Obviously the defendant is not a choir boy. He must serve his sentence and suffer some consequence for failure to appear. 

“Statistics show that the number of robberies increases during the holiday season,” Chief Justice Roberts pointed out. The audience in the courtroom laughed.

“There is no indication, Mr. Chief Justice, that any further robberies were committed [by Chambers] during that period,” Hochman said.

“Well, there is no indication he meant to spend time with his family over the holidays,” the chief justice retorted.” [Laurel Newby, Law.com]

What makes the situation so disturbing is the glee with which an aggressive organ of the state exhibits in asserting that a passive violation can be equated to a jail escape and can thus carry the threat of a felony conviction.
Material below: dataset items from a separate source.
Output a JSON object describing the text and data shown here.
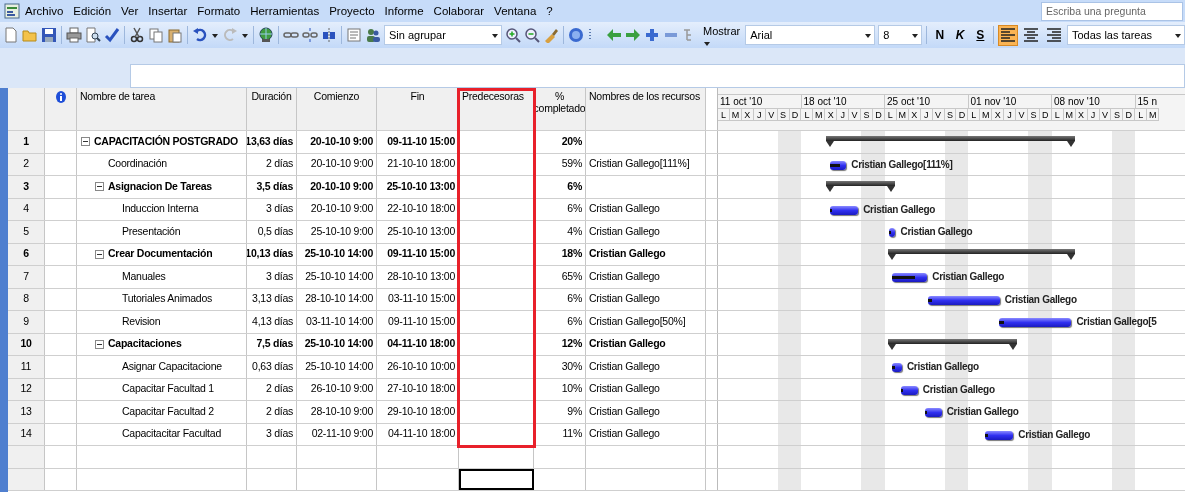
{
  "menu": [
    "Archivo",
    "Edición",
    "Ver",
    "Insertar",
    "Formato",
    "Herramientas",
    "Proyecto",
    "Informe",
    "Colaborar",
    "Ventana",
    "?"
  ],
  "search": {
    "placeholder": "Escriba una pregunta"
  },
  "toolbar": {
    "group_by": "Sin agrupar",
    "show": "Mostrar",
    "font": "Arial",
    "size": "8",
    "format_buttons": [
      {
        "label": "N",
        "selected": false
      },
      {
        "label": "K",
        "selected": false
      },
      {
        "label": "S",
        "selected": false
      }
    ],
    "align_buttons": [
      {
        "selected": true
      },
      {
        "selected": false
      },
      {
        "selected": false
      }
    ],
    "filter": "Todas las tareas"
  },
  "table": {
    "columns": [
      {
        "label": "Nombre de tarea",
        "highlighted": false
      },
      {
        "label": "Duración",
        "highlighted": false
      },
      {
        "label": "Comienzo",
        "highlighted": false
      },
      {
        "label": "Fin",
        "highlighted": false
      },
      {
        "label": "Predecesoras",
        "highlighted": true
      },
      {
        "label": "% completado",
        "highlighted": false
      },
      {
        "label": "Nombres de los recursos",
        "highlighted": false
      }
    ],
    "rows": [
      {
        "id": "1",
        "name": "CAPACITACIÓN POSTGRADO",
        "kind": "summary",
        "expanded": true,
        "duration": "13,63 días",
        "start": "20-10-10 9:00",
        "finish": "09-11-10 15:00",
        "percent": "20%",
        "children": [
          {
            "id": "2",
            "name": "Coordinación",
            "kind": "task",
            "duration": "2 días",
            "start": "20-10-10 9:00",
            "finish": "21-10-10 18:00",
            "percent": "59%",
            "resources": "Cristian Gallego[111%]",
            "bar_label": "Cristian Gallego[111%]"
          },
          {
            "id": "3",
            "name": "Asignacion De Tareas",
            "kind": "summary",
            "expanded": true,
            "duration": "3,5 días",
            "start": "20-10-10 9:00",
            "finish": "25-10-10 13:00",
            "percent": "6%",
            "children": [
              {
                "id": "4",
                "name": "Induccion Interna",
                "kind": "task",
                "duration": "3 días",
                "start": "20-10-10 9:00",
                "finish": "22-10-10 18:00",
                "percent": "6%",
                "resources": "Cristian Gallego",
                "bar_label": "Cristian Gallego"
              },
              {
                "id": "5",
                "name": "Presentación",
                "kind": "task",
                "duration": "0,5 días",
                "start": "25-10-10 9:00",
                "finish": "25-10-10 13:00",
                "percent": "4%",
                "resources": "Cristian Gallego",
                "bar_label": "Cristian Gallego"
              }
            ]
          },
          {
            "id": "6",
            "name": "Crear Documentación",
            "kind": "summary",
            "expanded": true,
            "duration": "10,13 días",
            "start": "25-10-10 14:00",
            "finish": "09-11-10 15:00",
            "percent": "18%",
            "resources": "Cristian Gallego",
            "children": [
              {
                "id": "7",
                "name": "Manuales",
                "kind": "task",
                "duration": "3 días",
                "start": "25-10-10 14:00",
                "finish": "28-10-10 13:00",
                "percent": "65%",
                "resources": "Cristian Gallego",
                "bar_label": "Cristian Gallego"
              },
              {
                "id": "8",
                "name": "Tutoriales Animados",
                "kind": "task",
                "duration": "3,13 días",
                "start": "28-10-10 14:00",
                "finish": "03-11-10 15:00",
                "percent": "6%",
                "resources": "Cristian Gallego",
                "bar_label": "Cristian Gallego"
              },
              {
                "id": "9",
                "name": "Revision",
                "kind": "task",
                "duration": "4,13 días",
                "start": "03-11-10 14:00",
                "finish": "09-11-10 15:00",
                "percent": "6%",
                "resources": "Cristian Gallego[50%]",
                "bar_label": "Cristian Gallego[5"
              }
            ]
          },
          {
            "id": "10",
            "name": "Capacitaciones",
            "kind": "summary",
            "expanded": true,
            "duration": "7,5 días",
            "start": "25-10-10 14:00",
            "finish": "04-11-10 18:00",
            "percent": "12%",
            "resources": "Cristian Gallego",
            "children": [
              {
                "id": "11",
                "name": "Asignar Capacitacione",
                "kind": "task",
                "duration": "0,63 días",
                "start": "25-10-10 14:00",
                "finish": "26-10-10 10:00",
                "percent": "30%",
                "resources": "Cristian Gallego",
                "bar_label": "Cristian Gallego"
              },
              {
                "id": "12",
                "name": "Capacitar Facultad 1",
                "kind": "task",
                "duration": "2 días",
                "start": "26-10-10 9:00",
                "finish": "27-10-10 18:00",
                "percent": "10%",
                "resources": "Cristian Gallego",
                "bar_label": "Cristian Gallego"
              },
              {
                "id": "13",
                "name": "Capacitar Facultad 2",
                "kind": "task",
                "duration": "2 días",
                "start": "28-10-10 9:00",
                "finish": "29-10-10 18:00",
                "percent": "9%",
                "resources": "Cristian Gallego",
                "bar_label": "Cristian Gallego"
              },
              {
                "id": "14",
                "name": "Capacitacitar Facultad",
                "kind": "task",
                "duration": "3 días",
                "start": "02-11-10 9:00",
                "finish": "04-11-10 18:00",
                "percent": "11%",
                "resources": "Cristian Gallego",
                "bar_label": "Cristian Gallego"
              }
            ]
          }
        ]
      }
    ],
    "blank_rows": [
      {
        "selected": false
      },
      {
        "selected": true
      }
    ]
  },
  "timeline": {
    "weeks": [
      "11 oct '10",
      "18 oct '10",
      "25 oct '10",
      "01 nov '10",
      "08 nov '10",
      "15 n"
    ],
    "days": [
      "L",
      "M",
      "X",
      "J",
      "V",
      "S",
      "D",
      "L",
      "M",
      "X",
      "J",
      "V",
      "S",
      "D",
      "L",
      "M",
      "X",
      "J",
      "V",
      "S",
      "D",
      "L",
      "M",
      "X",
      "J",
      "V",
      "S",
      "D",
      "L",
      "M",
      "X",
      "J",
      "V",
      "S",
      "D",
      "L",
      "M"
    ]
  }
}
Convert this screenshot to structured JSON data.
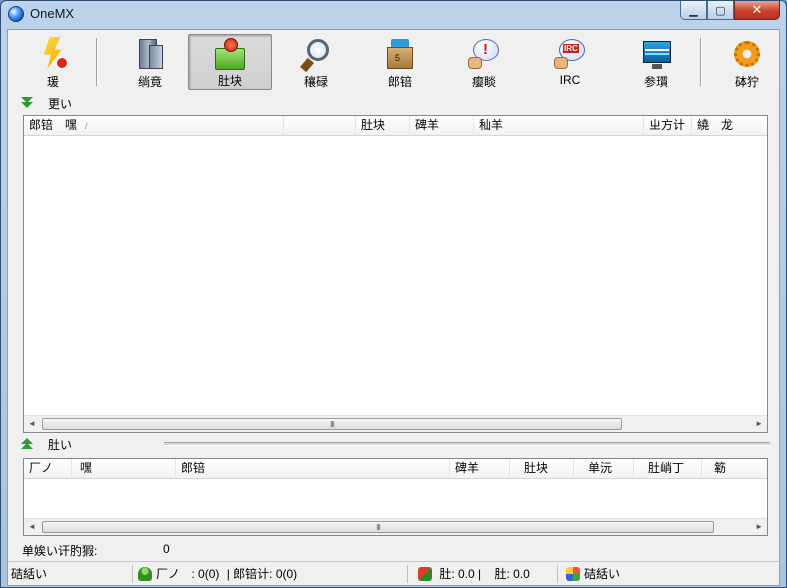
{
  "window": {
    "title": "OneMX",
    "min_label": "▁",
    "max_label": "▢",
    "close_label": "✕"
  },
  "toolbar": {
    "items": [
      {
        "id": "connect",
        "label": "瑗",
        "icon": "lightning-icon"
      },
      {
        "id": "server",
        "label": "绱竟",
        "icon": "server-icon"
      },
      {
        "id": "transfer",
        "label": "肚块",
        "icon": "folder-transfer-icon",
        "active": true
      },
      {
        "id": "search",
        "label": "穰碌",
        "icon": "magnifier-icon"
      },
      {
        "id": "library",
        "label": "郎锫",
        "icon": "package-icon"
      },
      {
        "id": "chat",
        "label": "瘿睒",
        "icon": "chat-bubble-icon"
      },
      {
        "id": "irc",
        "label": "IRC",
        "icon": "irc-icon"
      },
      {
        "id": "stats",
        "label": "参瓆",
        "icon": "monitor-icon"
      },
      {
        "id": "settings",
        "label": "砵狞",
        "icon": "gear-icon"
      }
    ]
  },
  "downloads": {
    "header": "更い",
    "columns": [
      "郎锫　嘿",
      "",
      "肚块",
      "碑羊",
      "秈羊",
      "ㄓ方计",
      "繞　龙"
    ],
    "sort_glyph": "/",
    "scroll_grip": "III"
  },
  "uploads": {
    "header": "肚い",
    "columns": [
      "厂ノ",
      "嘿",
      "郎锫",
      "碑羊",
      "肚块",
      "单沅",
      "肚峭丁",
      "簕"
    ],
    "scroll_grip": "III"
  },
  "summary": {
    "label": "单娭い讦肑猳:",
    "value": "0"
  },
  "statusbar": {
    "connection": "硈絬い",
    "users_label": "厂ノ",
    "users_value": ": 0(0)",
    "files_label": "| 郎锫计: 0(0)",
    "down_rate": "肚: 0.0 |",
    "up_rate": "肚: 0.0",
    "network": "硈絬い"
  }
}
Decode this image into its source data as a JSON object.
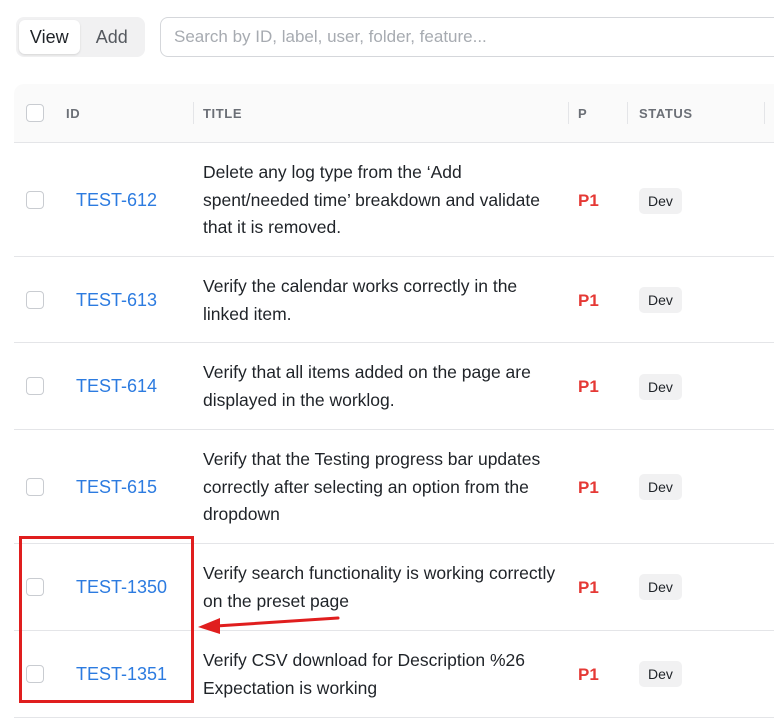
{
  "toolbar": {
    "view_label": "View",
    "add_label": "Add",
    "search_placeholder": "Search by ID, label, user, folder, feature..."
  },
  "table": {
    "columns": {
      "id": "ID",
      "title": "TITLE",
      "priority": "P",
      "status": "STATUS"
    },
    "rows": [
      {
        "id": "TEST-612",
        "title": "Delete any log type from the ‘Add spent/needed time’ breakdown and validate that it is removed.",
        "priority": "P1",
        "status": "Dev"
      },
      {
        "id": "TEST-613",
        "title": "Verify the calendar works correctly in the linked item.",
        "priority": "P1",
        "status": "Dev"
      },
      {
        "id": "TEST-614",
        "title": "Verify that all items added on the page are displayed in the worklog.",
        "priority": "P1",
        "status": "Dev"
      },
      {
        "id": "TEST-615",
        "title": "Verify that the Testing progress bar updates correctly after selecting an option from the dropdown",
        "priority": "P1",
        "status": "Dev"
      },
      {
        "id": "TEST-1350",
        "title": "Verify search functionality is working correctly on the preset page",
        "priority": "P1",
        "status": "Dev"
      },
      {
        "id": "TEST-1351",
        "title": "Verify CSV download for Description %26 Expectation is working",
        "priority": "P1",
        "status": "Dev"
      }
    ]
  },
  "colors": {
    "link": "#2c7be0",
    "priority": "#e53935",
    "annotation": "#e01e1e",
    "header_bg": "#fafafa",
    "border": "#e4e5e8"
  }
}
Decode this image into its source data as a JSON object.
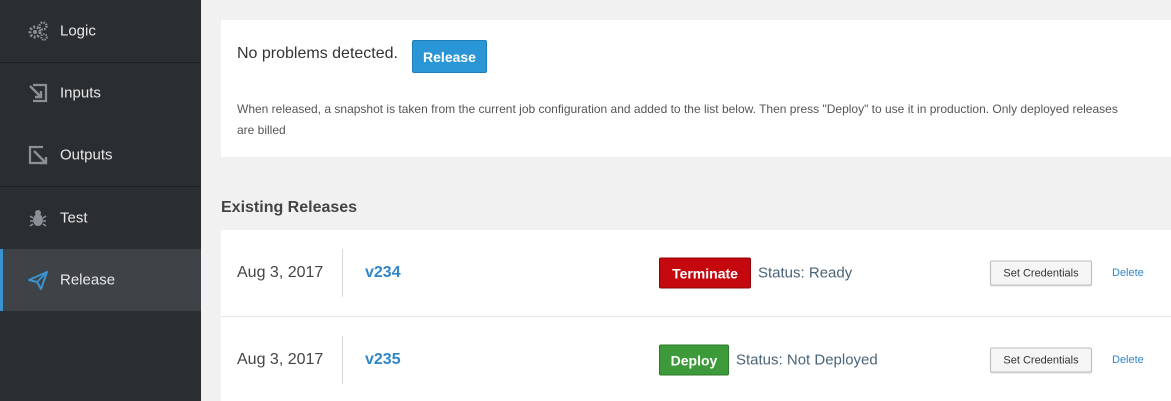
{
  "sidebar": {
    "items": [
      {
        "label": "Logic",
        "icon": "gears-icon",
        "active": false
      },
      {
        "label": "Inputs",
        "icon": "input-arrow-icon",
        "active": false
      },
      {
        "label": "Outputs",
        "icon": "output-arrow-icon",
        "active": false
      },
      {
        "label": "Test",
        "icon": "bug-icon",
        "active": false
      },
      {
        "label": "Release",
        "icon": "paper-plane-icon",
        "active": true
      }
    ]
  },
  "release_panel": {
    "status_text": "No problems detected.",
    "release_button": "Release",
    "note": "When released, a snapshot is taken from the current job configuration and added to the list below. Then press \"Deploy\" to use it in production. Only deployed releases are billed"
  },
  "existing": {
    "title": "Existing Releases",
    "releases": [
      {
        "date": "Aug 3, 2017",
        "version": "v234",
        "action": "Terminate",
        "status": "Status: Ready",
        "credentials": "Set Credentials",
        "delete": "Delete"
      },
      {
        "date": "Aug 3, 2017",
        "version": "v235",
        "action": "Deploy",
        "status": "Status: Not Deployed",
        "credentials": "Set Credentials",
        "delete": "Delete"
      }
    ]
  },
  "colors": {
    "sidebar_bg": "#2b2e31",
    "active_bg": "#3f4347",
    "accent": "#3a93cf",
    "terminate": "#c4080d",
    "deploy": "#3d9a3a",
    "link": "#2f86c8"
  }
}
Most disturbing is the comment by the Assistant to the Solicitor- “failure to report carries the risk of violent confrontation between the defendant and police officers who may come to bring the defendant into custody“.

What!!?? Because there may be future risk to a police officer, the defendant should be charged with a felony? Excuse me?? This sounds like the movie Minority Report.

There should be a consequence for Chambers inaction, but the assertion that it was a type of violent act is wildly out of line and sets a terrible precedent for civil liberties.